Vuelve la luz y al poco se marcha de nuevo. Javier pronuncia un espontáneo «¡merde!», vestigio de los más de diez años que vivió en París y Aviñón. Al poco regresa la electricidad ya para quedarse. Cuenta que el edificio data de 1929 y que no se sabe muy bien si es de Goerlich o de Mora. «Lo compré hace veinte años, lo reformé todo e hice tres bloques temáticos que comprenden almacén, estudio y zona de estar. En ella tengo una cocina y unos sofás que se hacen cama por si me quedo a dormir o tengo invitados».

Estudió Bellas Artes y durante muchos años estuvo vinculado a la moda, como director del departamento del ramo de la Escuela Superior de Diseño, donde daba clases de Estética y Coolhunter. Su primer mural lo pintó en el Cine Malvarrosa, del que su padre era dueño. Cuando se decidió a montar un estudio en Valencia buscó en el campo, porque le gustan mucho las plantas. «Me quedé con esto por la terraza, tengo un montón de macetas, es como un pequeño vergel. La madera de mobila de las ventanas es la original». Cuando la encontró se hallaba hecha polvo. Habían sido oficinas y tenía muchísimas humedades. «Estuve un año de reformas y cada dos he de pintar. Hay un par de puertas que dan a la calle y no uso porque necesito tranquilidad para poder trabajar».

Las luces que penden del techo combinan el rojo y el azul para emular la iluminación natural. Su color fetiche es el rojo carruaje, con él pinta muchos de los lomos de los cuadros y algunos de los elementos de la casa. De las paredes penden obras de Chillida, Tàpies, Teixidor, Carmen Calvo, Heras y pinturas suyas de los setenta. Le sigo y me señala una silla naranja de Agatha Ruiz de la Prada, así como una serie de máscaras traídas de África, Yemen, India, Birmania, México o Perú. «Estuve mes y medio en Yemen, el país que más me ha gustado. Recuerdo que íbamos con soldados con Kaláshnikov al lado pero vi los paisajes más impresionantes que he contemplado en mi vida». De Senegal se trajo un bonsái baobab de verdad metido en una mochila y también semillas. «No me gusta el turismo de lujo, me gusta vivir los países desde dentro».

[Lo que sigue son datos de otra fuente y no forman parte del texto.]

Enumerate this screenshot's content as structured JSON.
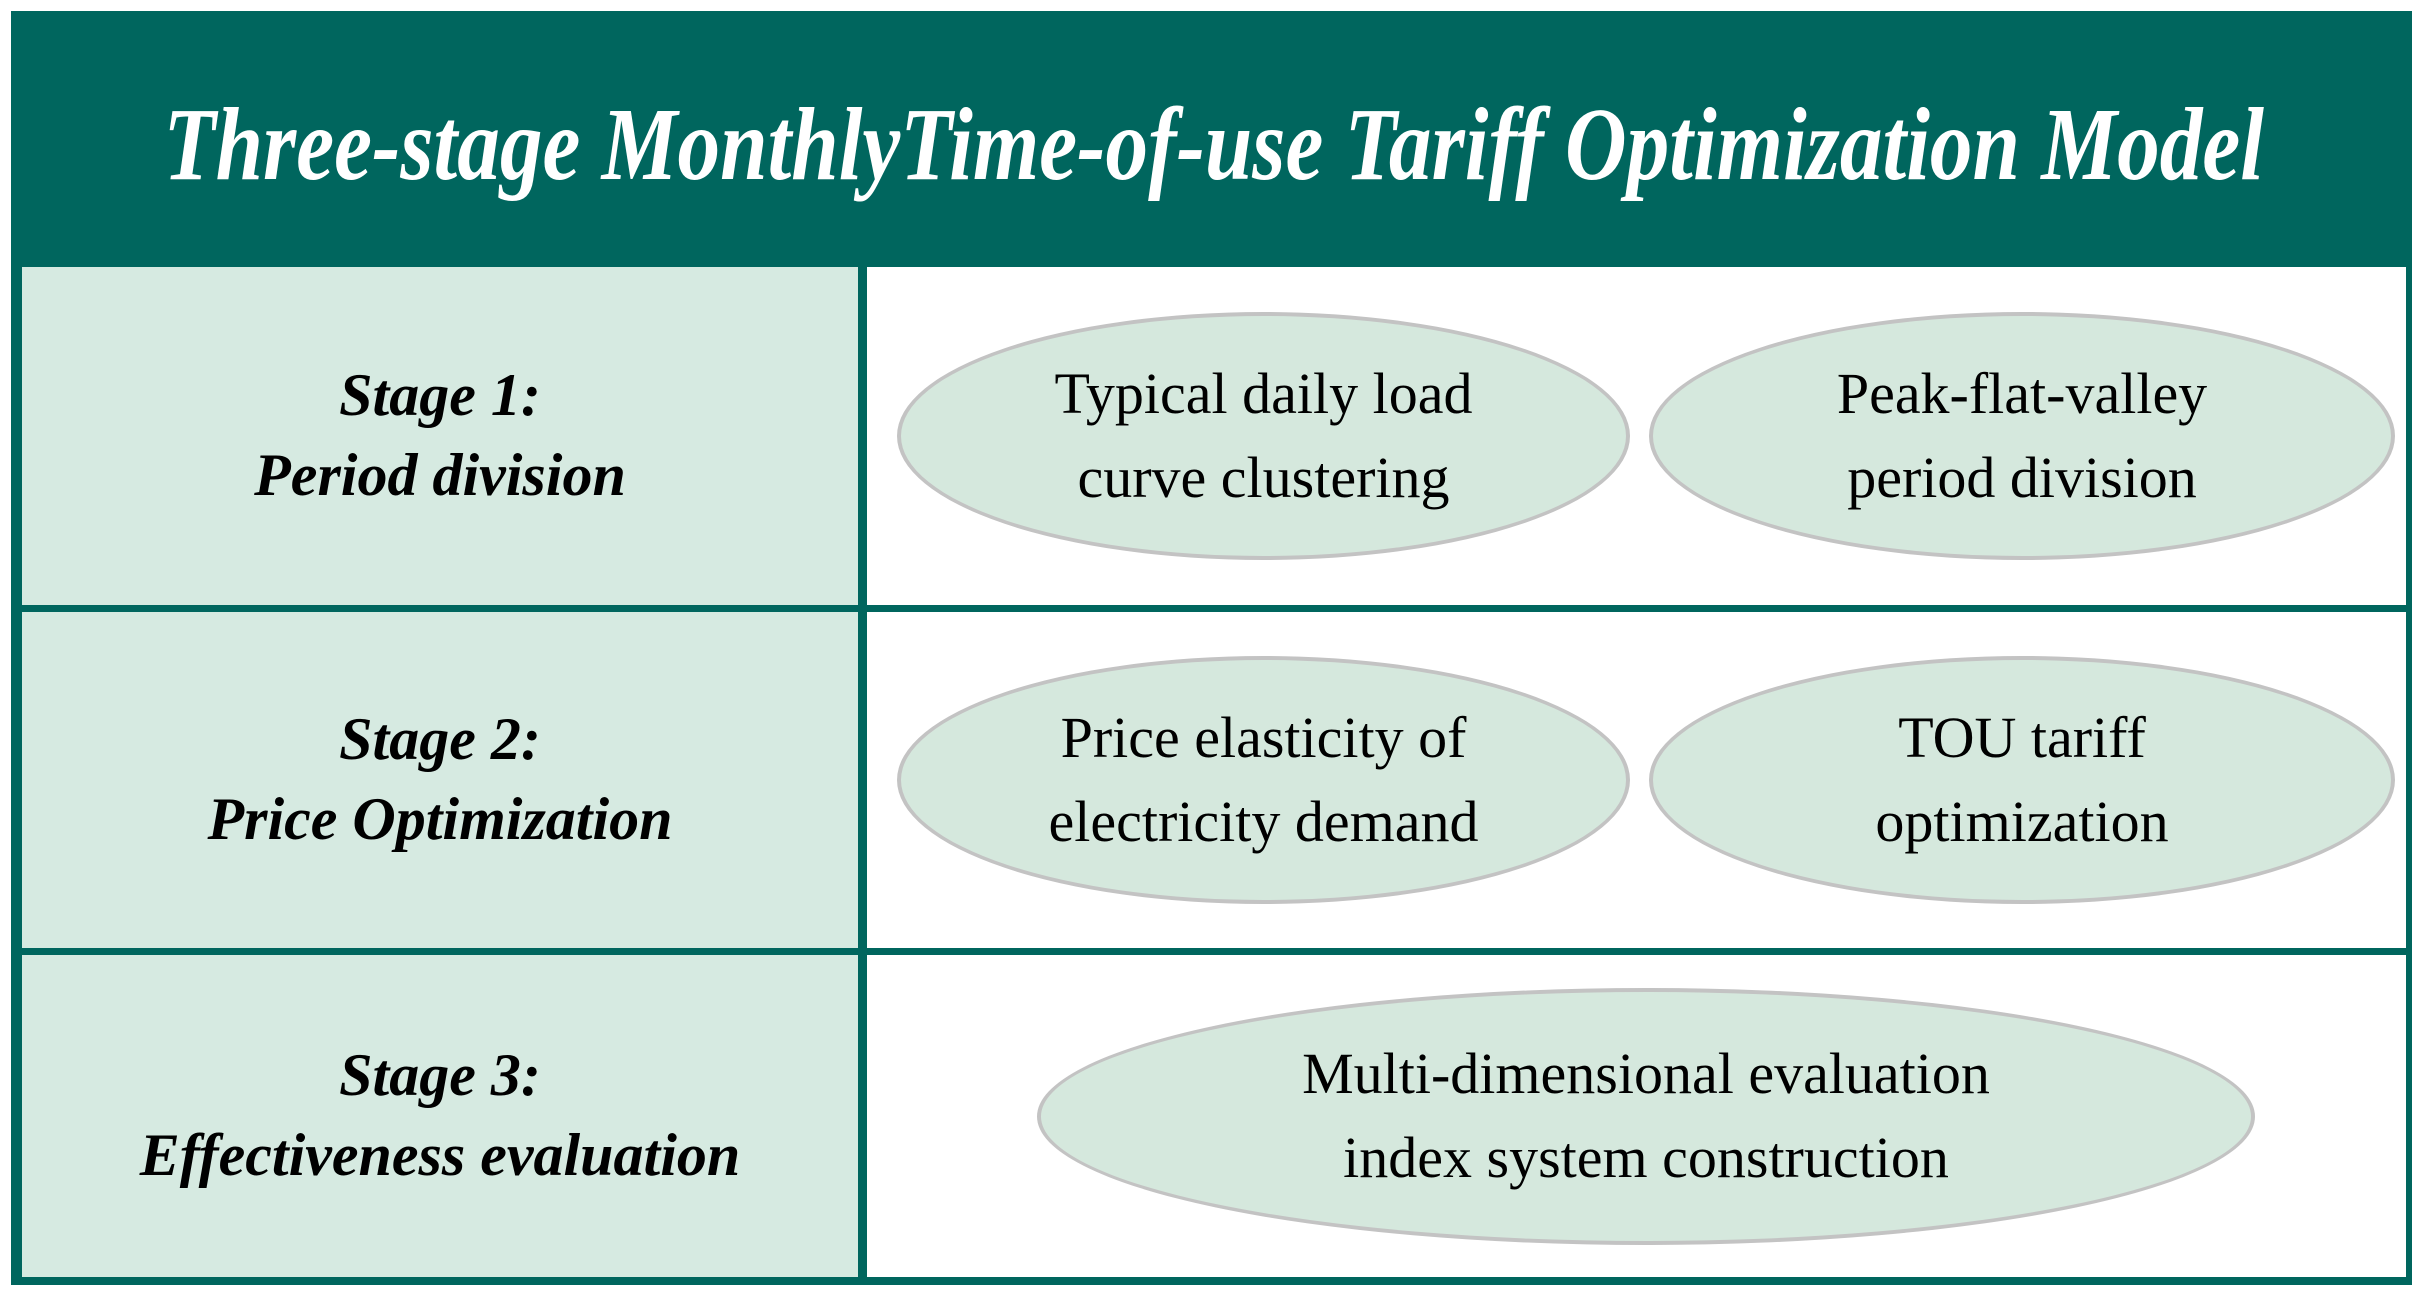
{
  "title": "Three-stage MonthlyTime-of-use Tariff Optimization Model",
  "rows": [
    {
      "stage": "Stage 1:",
      "name": "Period division",
      "ellipses": [
        {
          "line1": "Typical daily load",
          "line2": "curve clustering"
        },
        {
          "line1": "Peak-flat-valley",
          "line2": "period division"
        }
      ]
    },
    {
      "stage": "Stage 2:",
      "name": "Price Optimization",
      "ellipses": [
        {
          "line1": "Price elasticity of",
          "line2": "electricity demand"
        },
        {
          "line1": "TOU tariff",
          "line2": "optimization"
        }
      ]
    },
    {
      "stage": "Stage 3:",
      "name": "Effectiveness evaluation",
      "ellipses": [
        {
          "line1": "Multi-dimensional evaluation",
          "line2": "index system construction"
        }
      ]
    }
  ],
  "colors": {
    "header_bg": "#00665e",
    "grid_border": "#00665e",
    "label_cell_bg": "#d6eae1",
    "ellipse_fill": "#d5e8dd",
    "ellipse_border": "#c3c3c3",
    "title_color": "#ffffff",
    "text_color": "#000000"
  }
}
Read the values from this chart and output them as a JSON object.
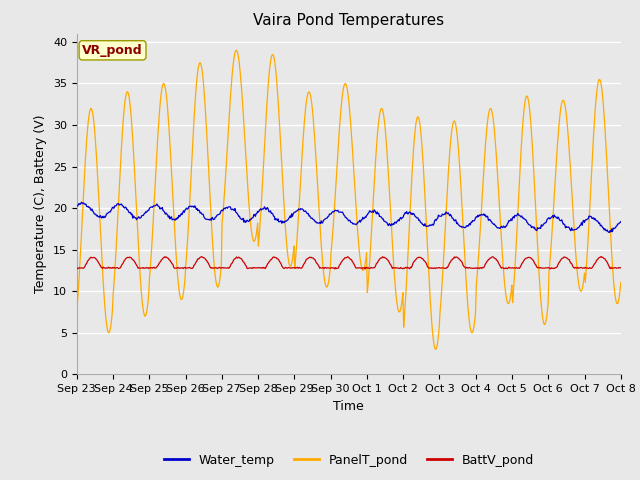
{
  "title": "Vaira Pond Temperatures",
  "xlabel": "Time",
  "ylabel": "Temperature (C), Battery (V)",
  "ylim": [
    0,
    41
  ],
  "yticks": [
    0,
    5,
    10,
    15,
    20,
    25,
    30,
    35,
    40
  ],
  "x_labels": [
    "Sep 23",
    "Sep 24",
    "Sep 25",
    "Sep 26",
    "Sep 27",
    "Sep 28",
    "Sep 29",
    "Sep 30",
    "Oct 1",
    "Oct 2",
    "Oct 3",
    "Oct 4",
    "Oct 5",
    "Oct 6",
    "Oct 7",
    "Oct 8"
  ],
  "water_color": "#0000cc",
  "panel_color": "#ffaa00",
  "batt_color": "#cc0000",
  "plot_bg_color": "#e8e8e8",
  "fig_bg_color": "#e8e8e8",
  "annotation_text": "VR_pond",
  "annotation_color": "#8b0000",
  "annotation_bg": "#ffffcc",
  "legend_labels": [
    "Water_temp",
    "PanelT_pond",
    "BattV_pond"
  ],
  "title_fontsize": 11,
  "axis_fontsize": 9,
  "tick_fontsize": 8,
  "legend_fontsize": 9
}
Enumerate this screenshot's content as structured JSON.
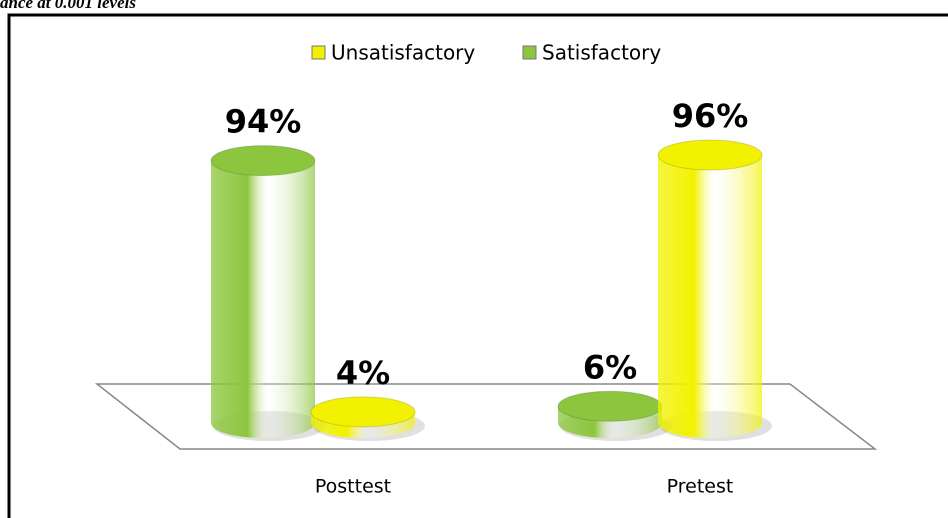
{
  "caption": "ance at 0.001 levels",
  "chart_data": {
    "type": "bar3d",
    "categories": [
      "Posttest",
      "Pretest"
    ],
    "series": [
      {
        "name": "Unsatisfactory",
        "color": "#f2f200",
        "values": [
          4,
          96
        ],
        "value_labels": [
          "4%",
          "96%"
        ]
      },
      {
        "name": "Satisfactory",
        "color": "#8cc63e",
        "values": [
          94,
          6
        ],
        "value_labels": [
          "94%",
          "6%"
        ]
      }
    ],
    "legend": "top"
  }
}
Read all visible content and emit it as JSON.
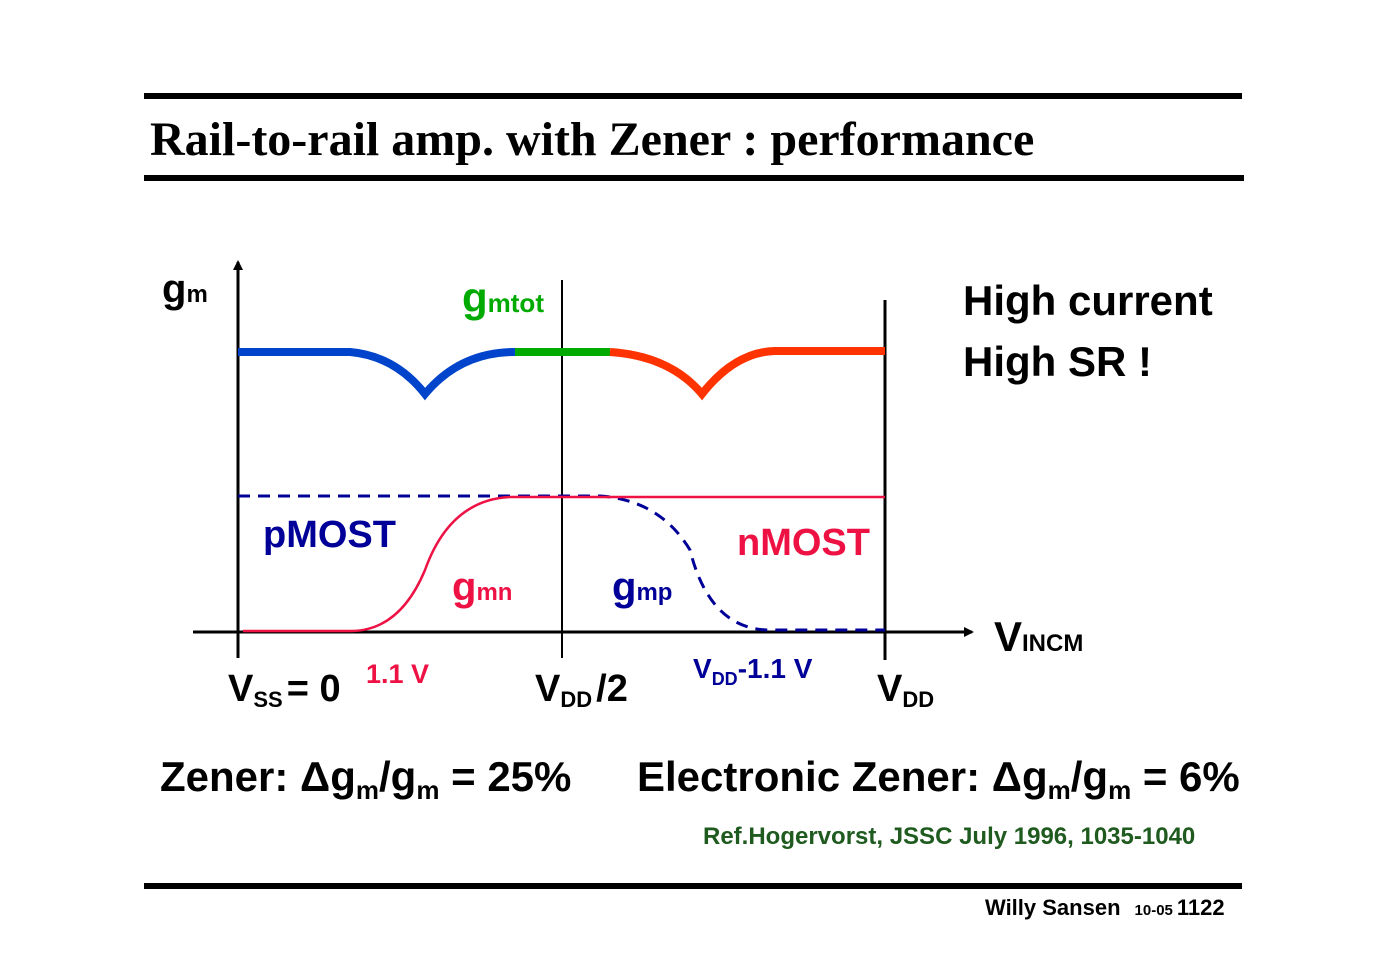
{
  "title": "Rail-to-rail amp. with Zener : performance",
  "diagram": {
    "y_axis_label": {
      "base": "g",
      "sub": "m"
    },
    "x_axis_label": {
      "base": "V",
      "sub": "INCM"
    },
    "gmtot_label": {
      "base": "g",
      "sub": "mtot"
    },
    "gmn_label": {
      "base": "g",
      "sub": "mn"
    },
    "gmp_label": {
      "base": "g",
      "sub": "mp"
    },
    "pmost_label": "pMOST",
    "nmost_label": "nMOST",
    "tick_vss": {
      "base": "V",
      "sub": "SS",
      "rest": "= 0"
    },
    "tick_1v1": "1.1 V",
    "tick_vdd_half": {
      "base": "V",
      "sub": "DD",
      "rest": "/2"
    },
    "tick_vdd_minus": {
      "base": "V",
      "sub": "DD",
      "rest": "-1.1 V"
    },
    "tick_vdd": {
      "base": "V",
      "sub": "DD"
    },
    "colors": {
      "gmp_curve": "#000099",
      "gmn_curve": "#ee1144",
      "total_p_region": "#0044cc",
      "total_mid_region": "#00aa00",
      "total_n_region": "#ff3300"
    }
  },
  "notes": {
    "line1": "High current",
    "line2": "High SR !"
  },
  "formula": {
    "zener_prefix": "Zener: Δg",
    "zener_sub1": "m",
    "zener_mid": "/g",
    "zener_sub2": "m",
    "zener_value": " = 25%",
    "elec_prefix": "Electronic Zener: Δg",
    "elec_sub1": "m",
    "elec_mid": "/g",
    "elec_sub2": "m",
    "elec_value": " = 6%"
  },
  "reference": "Ref.Hogervorst, JSSC  July 1996, 1035-1040",
  "footer": {
    "author": "Willy Sansen",
    "code": "10-05",
    "page": "1122"
  }
}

La zona de estudio está ocupada al completo por los cuadros que ha preparado para la exposición que inaugura el próximo jueves en la Galería Cuatro. «Estoy trabajando sobre el abismo. Son obras caleidoscópicas. He trabajado siempre con la línea recta. Para mí es importante el blanco, un color metafísico, todos los colores a la vez», asegura. Del barrio le gustan las casas de comidas preparadas que tiene cerca y el vecindario. «No me atrae cocinar, así que voy a diario. Además, tengo mucha relación con los artistas de la zona. Cada dos años hacemos Ruzafa Art y todos abrimos las puertas de nuestros estudios. Es espectacular».